Aux côtés des modes de rupture du contrat de travail à durée indéterminée expressément prévus par la loi, que sont le licenciement, la démission et la rupture conventionnelle, la jurisprudence a admis la possibilité pour le salarié de prendre acte de la rupture du contrat de travail en raison de manquements de l’employeur à ses obligations.
La prise d’acte produit les effets soit d’un licenciement sans cause réelle et sérieuse (voire, dans certains cas, d’un licenciement nul) si les faits invoqués la justifiaient, soit, dans le cas contraire, d’une démission [1].
Jusqu’à récemment, lorsque le conseil de prud’hommes était saisi de la légitimité d’une prise d’acte de la rupture, les parties étaient, comme c’est la règle devant cette juridiction, obligatoirement convoquées à une tentative de conciliation préalable [2].
Compte tenu des délais devant les juridictions prud’homales, le salarié devait fréquemment attendre plus d’un an pour voir sa prise d’acte jugée. Dans l’intervalle, il était le plus souvent dans l’impossibilité de faire valoir ses droits à indemnisation du chômage.
La loi n° 2014-743 du 1er juillet 2014, « relative à la procédure applicable devant le conseil de prud’hommes dans le cadre d’une prise d’acte de la rupture du contrat de travail par le salarié », introduit un nouvel article L. 1451-1 dans le Code du travail qui dispose que :
« Lorsque le conseil de prud’hommes est saisi d’une demande de qualification de la rupture du contrat de travail à l’initiative du salarié en raison de faits que celui-ci reproche à son employeur, l’affaire est directement portée devant le bureau de jugement, qui statue au fond dans un délai d’un mois suivant sa saisine. »
Cette loi répond à un contentieux qui nécessite un dénouement rapide et est donc la bienvenue.
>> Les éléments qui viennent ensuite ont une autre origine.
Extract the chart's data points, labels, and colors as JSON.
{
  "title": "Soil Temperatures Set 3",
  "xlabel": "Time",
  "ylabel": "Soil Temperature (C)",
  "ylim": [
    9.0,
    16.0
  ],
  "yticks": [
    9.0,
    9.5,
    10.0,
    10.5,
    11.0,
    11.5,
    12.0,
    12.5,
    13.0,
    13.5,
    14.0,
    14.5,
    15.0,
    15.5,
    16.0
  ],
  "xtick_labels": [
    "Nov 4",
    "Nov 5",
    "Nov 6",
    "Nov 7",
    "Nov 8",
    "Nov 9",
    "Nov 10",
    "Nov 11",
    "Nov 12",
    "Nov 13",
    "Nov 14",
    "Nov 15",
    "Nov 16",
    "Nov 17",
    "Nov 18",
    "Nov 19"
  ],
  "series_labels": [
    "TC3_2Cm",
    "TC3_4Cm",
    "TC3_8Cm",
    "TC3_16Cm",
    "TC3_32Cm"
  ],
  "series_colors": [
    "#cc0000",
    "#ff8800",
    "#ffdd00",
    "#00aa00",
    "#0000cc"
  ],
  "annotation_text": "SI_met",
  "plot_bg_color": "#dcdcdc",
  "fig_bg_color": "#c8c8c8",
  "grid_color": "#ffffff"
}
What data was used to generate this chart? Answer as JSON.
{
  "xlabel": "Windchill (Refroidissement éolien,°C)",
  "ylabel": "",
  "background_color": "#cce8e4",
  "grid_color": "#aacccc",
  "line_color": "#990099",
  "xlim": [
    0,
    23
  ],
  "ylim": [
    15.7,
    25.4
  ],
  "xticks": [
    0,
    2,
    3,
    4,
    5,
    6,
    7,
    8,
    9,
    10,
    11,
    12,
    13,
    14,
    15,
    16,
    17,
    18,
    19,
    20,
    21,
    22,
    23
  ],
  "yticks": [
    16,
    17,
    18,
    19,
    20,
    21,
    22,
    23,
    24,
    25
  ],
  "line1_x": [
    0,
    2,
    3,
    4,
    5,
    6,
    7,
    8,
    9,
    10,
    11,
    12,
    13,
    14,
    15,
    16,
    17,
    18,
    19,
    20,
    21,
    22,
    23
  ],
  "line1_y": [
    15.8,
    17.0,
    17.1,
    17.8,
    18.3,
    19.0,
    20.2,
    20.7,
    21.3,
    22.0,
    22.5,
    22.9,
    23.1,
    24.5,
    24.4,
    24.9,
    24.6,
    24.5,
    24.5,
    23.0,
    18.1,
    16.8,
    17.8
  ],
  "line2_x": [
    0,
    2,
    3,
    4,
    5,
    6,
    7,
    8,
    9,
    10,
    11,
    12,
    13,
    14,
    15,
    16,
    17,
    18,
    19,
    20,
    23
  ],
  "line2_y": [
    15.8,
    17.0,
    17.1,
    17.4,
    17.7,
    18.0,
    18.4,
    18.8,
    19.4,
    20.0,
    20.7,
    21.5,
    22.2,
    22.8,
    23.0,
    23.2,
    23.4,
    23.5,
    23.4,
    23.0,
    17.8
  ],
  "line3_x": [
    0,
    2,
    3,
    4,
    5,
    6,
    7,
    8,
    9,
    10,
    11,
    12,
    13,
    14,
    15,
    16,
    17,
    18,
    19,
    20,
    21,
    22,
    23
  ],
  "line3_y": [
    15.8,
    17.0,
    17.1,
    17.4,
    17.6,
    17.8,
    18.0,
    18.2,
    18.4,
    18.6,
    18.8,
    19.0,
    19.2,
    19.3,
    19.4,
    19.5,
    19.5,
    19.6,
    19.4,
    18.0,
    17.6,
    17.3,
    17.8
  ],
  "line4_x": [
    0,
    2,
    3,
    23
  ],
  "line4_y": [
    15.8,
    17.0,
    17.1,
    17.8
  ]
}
D’autant qu’en matière de prise d’acte de la rupture, la phase de conciliation est le plus souvent inutile, dans la mesure où il est peu probable que les parties reviennent sur leurs positions respectives.
Cependant, au vu de l’engorgement des conseils de prud’hommes, il est permis de s’interroger sur leur capacité à juger ces affaires dans le délai imparti.
La loi nouvelle concerne les demandes de « qualification de la rupture du contrat de travail à l’initiative du salarié en raison de faits que celui-ci reproche à son employeur ». La formulation vise au premier chef la prise d’acte de la rupture du contrat de travail par le salarié. On peut se demander si elle n’est pas également susceptible d’englober les demandes tendant à la requalification d’une démission. Selon la jurisprudence, le fait que le salarié ait donné sa démission, même sans réserves, ne lui interdit pas de la remettre en cause par la suite en raison de faits ou manquements imputables à son employeur. Le juge doit, s’il résulte de circonstances antérieures ou contemporaines de la démission qu’à la date à laquelle elle a été donnée, celle-ci était équivoque, l’analyser en une prise d’acte de la rupture qui produit les effets d’un licenciement si les faits invoqués la justifiaient ou dans le cas contraire d’une démission [3].
Cette interprétation serait conforme à l’esprit du texte, car les salariés qui demandent la requalification de leur démission sont confrontés à la même problématique que ceux qui ont formellement pris acte de la rupture de leur contrat de travail.
En revanche, la loi nouvelle ne paraît pas pouvoir s’appliquer en cas de demande de résiliation judiciaire du contrat de travail. Dans ce cas, le contrat n’est pas rompu à l’initiative du salarié ; il le sera éventuellement par la décision du juge.
La loi du 1er juillet 2014 ne précise pas les modalités de son entrée en vigueur. Il convient dès lors de faire application des règles de droit commun. La loi nouvelle a été publiée au Journal officiel du 2 juillet 2014, elle est donc entrée en vigueur le lendemain, soit le 3 juillet. S’agissant d’une loi de procédure, elle est immédiatement applicable aux instances judiciaires en cours à cette date [4]. Mais les actes de procédure régulièrement accomplis sous l’empire de la loi ancienne demeurent valables [5].
Par application de ces règles, il faut en conclure, à notre avis, que les affaires qui ont déjà donné lieu à la convocation du défendeur devant le bureau de conciliation avant le 3 juillet 2014 devront suivre la phase de conciliation. Les autres affaires, même si la demande a été introduite avant 3 juillet, devront être directement portées devant le bureau de jugement.